So I am a working (new) mom, and although I knew it would be hard, and a huge adjustment, I think it is still hitting me like a freight train just HOW hard this all is. I daily battle with my own expectations of being the mom I've always dreamed of being, the best wife, the career woman, and everything in between. Curt has to constantly remind me not to dwell on the "trivial many," versus the "critical few," but for someone like me that is hard to absorb.
Oh sure, I'm perpetually behind on laundry (unlike the old days where every Sunday it was started and completed), we're living off of chicken nuggets and macaroni and other meals that take virtually ZERO prep /cook time, I haven't been able to work out hardly at all since day one back at the job (and oh yeah, supposed to be running a half marathon in two months - huh?), and I get to spend about 15 minutes of time with my daughter at night after I get home (not counting when I am feeding her, which does count of course for quality time, but not for the extra time I'm craving with her). All the while I'm thinking to myself, how does this get easier, knowing all the while, it doesn't! It's going to get harder! A reality check like no other...
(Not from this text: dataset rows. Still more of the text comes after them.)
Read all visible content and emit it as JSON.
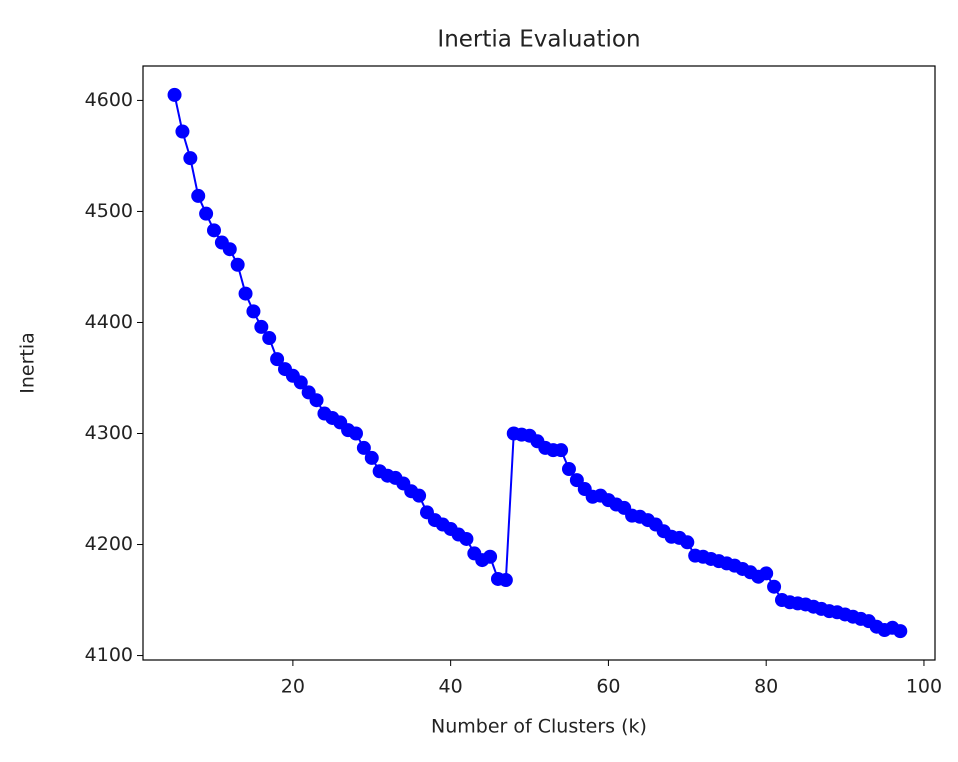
{
  "chart_data": {
    "type": "line",
    "title": "Inertia Evaluation",
    "x_label": "Number of Clusters (k)",
    "y_label": "Inertia",
    "x": [
      5,
      6,
      7,
      8,
      9,
      10,
      11,
      12,
      13,
      14,
      15,
      16,
      17,
      18,
      19,
      20,
      21,
      22,
      23,
      24,
      25,
      26,
      27,
      28,
      29,
      30,
      31,
      32,
      33,
      34,
      35,
      36,
      37,
      38,
      39,
      40,
      41,
      42,
      43,
      44,
      45,
      46,
      47,
      48,
      49,
      50,
      51,
      52,
      53,
      54,
      55,
      56,
      57,
      58,
      59,
      60,
      61,
      62,
      63,
      64,
      65,
      66,
      67,
      68,
      69,
      70,
      71,
      72,
      73,
      74,
      75,
      76,
      77,
      78,
      79,
      80,
      81,
      82,
      83,
      84,
      85,
      86,
      87,
      88,
      89,
      90,
      91,
      92,
      93,
      94,
      95,
      96,
      97
    ],
    "series": [
      {
        "name": "Inertia",
        "color": "#0000ff",
        "values": [
          4605,
          4572,
          4548,
          4514,
          4498,
          4483,
          4472,
          4466,
          4452,
          4426,
          4410,
          4396,
          4386,
          4367,
          4358,
          4352,
          4346,
          4337,
          4330,
          4318,
          4314,
          4310,
          4303,
          4300,
          4287,
          4278,
          4266,
          4262,
          4260,
          4255,
          4248,
          4244,
          4229,
          4222,
          4218,
          4214,
          4209,
          4205,
          4192,
          4186,
          4189,
          4169,
          4168,
          4300,
          4299,
          4298,
          4293,
          4287,
          4285,
          4285,
          4268,
          4258,
          4250,
          4243,
          4244,
          4240,
          4236,
          4233,
          4226,
          4225,
          4222,
          4218,
          4212,
          4207,
          4206,
          4202,
          4190,
          4189,
          4187,
          4185,
          4183,
          4181,
          4178,
          4175,
          4171,
          4174,
          4162,
          4150,
          4148,
          4147,
          4146,
          4144,
          4142,
          4140,
          4139,
          4137,
          4135,
          4133,
          4131,
          4126,
          4123,
          4125,
          4122
        ]
      }
    ],
    "xlim": [
      1,
      101.4
    ],
    "ylim": [
      4096,
      4631
    ],
    "xticks": [
      20,
      40,
      60,
      80,
      100
    ],
    "yticks": [
      4100,
      4200,
      4300,
      4400,
      4500,
      4600
    ]
  }
}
I don't want it to seem like I'm complaining - while all of this is taking place I am living my dream of being a mom to the most amazing, beautiful girl and it is also the BEST time of my life (this is so weird to me, but it's so true?). It is all worth it when, for example, my Bella finds her squealing voice over the weekend, and I get to see her literally grow before my eyes. It's easy to work every night and weekend knowing what I am working towards, it's just all of the OTHER stuff getting in the way that seems to weigh on me. Prime example, last week a lady rear ends me on my way to work. Thankfully I had JUST dropped Bella off for the day, but here I was minding my own business at a stop light and BAM! Just perfect... what a great way to start the day (I swear you slap a "baby on board" magnet on your car and all of a sudden you're a magnet - 2nd time since Bella was born!). Add a sick husband (who now can't touch our daughter for fear of germ-spreading), then me getting sick after (switch!), and other miscellaneous curve balls, and it's one of those times where the hits just keep on coming.
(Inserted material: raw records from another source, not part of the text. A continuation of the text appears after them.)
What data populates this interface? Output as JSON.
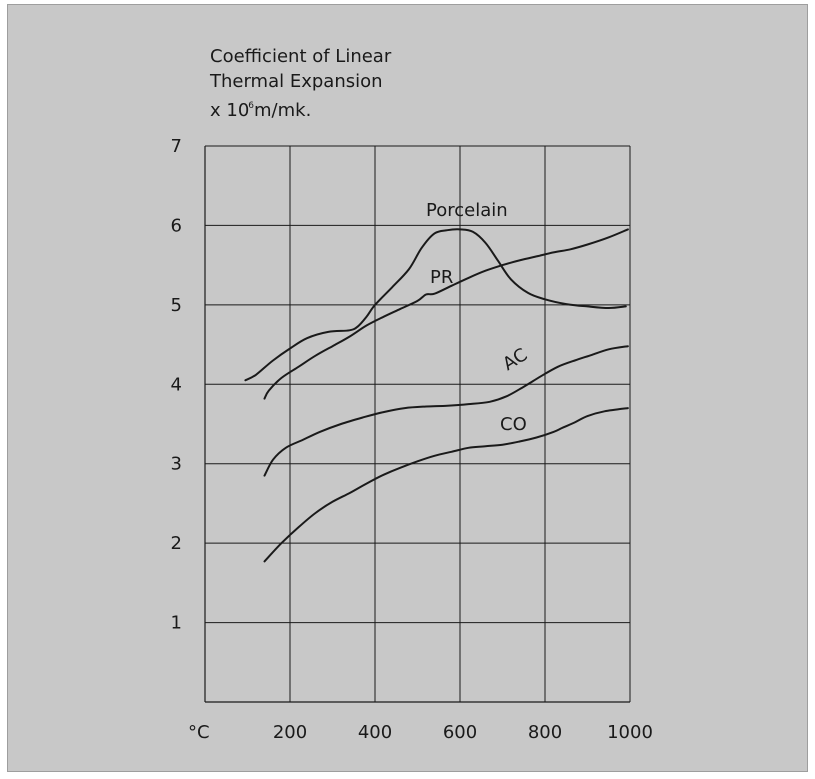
{
  "chart_data": {
    "type": "line",
    "title": "",
    "ylabel_lines": [
      "Coefficient of Linear",
      "Thermal Expansion"
    ],
    "ylabel_unit_prefix": "x 10",
    "ylabel_unit_exp": "6",
    "ylabel_unit_suffix": "m/mk.",
    "xlabel": "°C",
    "xlim": [
      0,
      1000
    ],
    "ylim": [
      0,
      7
    ],
    "x_ticks": [
      200,
      400,
      600,
      800,
      1000
    ],
    "y_ticks": [
      1,
      2,
      3,
      4,
      5,
      6,
      7
    ],
    "grid": true,
    "series": [
      {
        "name": "Porcelain",
        "x": [
          95,
          120,
          160,
          200,
          240,
          290,
          340,
          360,
          380,
          400,
          440,
          480,
          510,
          540,
          570,
          600,
          630,
          660,
          690,
          720,
          760,
          800,
          850,
          900,
          950,
          990
        ],
        "y": [
          4.05,
          4.12,
          4.3,
          4.45,
          4.58,
          4.66,
          4.68,
          4.73,
          4.85,
          5.0,
          5.22,
          5.45,
          5.72,
          5.9,
          5.94,
          5.95,
          5.92,
          5.78,
          5.55,
          5.32,
          5.15,
          5.07,
          5.01,
          4.98,
          4.96,
          4.98
        ]
      },
      {
        "name": "PR",
        "x": [
          140,
          150,
          180,
          220,
          260,
          300,
          340,
          380,
          420,
          460,
          500,
          520,
          540,
          580,
          620,
          660,
          700,
          740,
          780,
          820,
          860,
          900,
          950,
          995
        ],
        "y": [
          3.82,
          3.92,
          4.08,
          4.22,
          4.36,
          4.48,
          4.6,
          4.74,
          4.85,
          4.95,
          5.05,
          5.13,
          5.14,
          5.24,
          5.34,
          5.43,
          5.5,
          5.56,
          5.61,
          5.66,
          5.7,
          5.76,
          5.85,
          5.95
        ]
      },
      {
        "name": "AC",
        "x": [
          140,
          160,
          190,
          230,
          270,
          320,
          370,
          420,
          470,
          520,
          570,
          620,
          670,
          710,
          750,
          790,
          830,
          870,
          910,
          950,
          995
        ],
        "y": [
          2.85,
          3.05,
          3.2,
          3.3,
          3.4,
          3.5,
          3.58,
          3.65,
          3.7,
          3.72,
          3.73,
          3.75,
          3.78,
          3.85,
          3.97,
          4.1,
          4.22,
          4.3,
          4.37,
          4.44,
          4.48
        ]
      },
      {
        "name": "CO",
        "x": [
          140,
          180,
          220,
          260,
          300,
          340,
          380,
          420,
          460,
          500,
          540,
          580,
          620,
          660,
          700,
          740,
          780,
          820,
          840,
          870,
          900,
          940,
          995
        ],
        "y": [
          1.77,
          2.0,
          2.2,
          2.38,
          2.52,
          2.63,
          2.75,
          2.86,
          2.95,
          3.03,
          3.1,
          3.15,
          3.2,
          3.22,
          3.24,
          3.28,
          3.33,
          3.4,
          3.45,
          3.52,
          3.6,
          3.66,
          3.7
        ]
      }
    ],
    "annotations": [
      "Porcelain",
      "PR",
      "AC",
      "CO"
    ]
  },
  "colors": {
    "panel_background": "#c8c8c8",
    "lines": "#1a1a1a",
    "grid": "#1a1a1a"
  }
}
Thankfully I won't have to work nights and weekends for too much longer which is good because 6 weeks of it non-stop with a 3, now 4 month old has been pretty hard. All of it just makes me that much more impressed with my own mom... I look at her now through a new set of eyes - now THERE is a Super Mom. I need to work harder (and check any attitude that's trying to pop up at 4 a.m. at the door).
My new favorite quote that enters my mind all the time: "I have so much to do, I need to spend another hours on my knees, (praying)" - Martin Luther This is so me right now...
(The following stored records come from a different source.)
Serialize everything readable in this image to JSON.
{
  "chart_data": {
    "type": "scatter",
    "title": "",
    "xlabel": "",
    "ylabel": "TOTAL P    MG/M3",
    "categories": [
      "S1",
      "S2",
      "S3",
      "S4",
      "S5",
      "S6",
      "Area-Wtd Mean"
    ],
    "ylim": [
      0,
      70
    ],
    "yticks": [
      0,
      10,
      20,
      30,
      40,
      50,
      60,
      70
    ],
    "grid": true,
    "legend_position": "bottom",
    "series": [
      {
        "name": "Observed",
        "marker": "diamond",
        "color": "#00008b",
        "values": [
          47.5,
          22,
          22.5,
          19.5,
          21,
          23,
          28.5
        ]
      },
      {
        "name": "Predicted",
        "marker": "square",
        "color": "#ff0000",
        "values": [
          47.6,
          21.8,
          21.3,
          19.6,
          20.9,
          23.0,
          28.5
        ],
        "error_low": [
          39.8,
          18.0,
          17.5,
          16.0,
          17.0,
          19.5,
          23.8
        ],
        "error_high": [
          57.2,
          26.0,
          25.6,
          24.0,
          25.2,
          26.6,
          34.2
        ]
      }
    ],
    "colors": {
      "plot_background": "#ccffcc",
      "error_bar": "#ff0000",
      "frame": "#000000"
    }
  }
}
Bella updates: She had her 4-month appointment this week and now weighs 14 pounds - big girl! She is growing at a steady rate, which makes me proud of myself (she is exclusively breast fed), but that's another post! :-) Evidence of growth below - she can now touch the floor in her jumper. I remember putting her in this for the first time (with a teddy bear stuffed behind her to support her / make her fit), and it looked ridiculous because her little legs were dangling so high above the floor. Now look at her!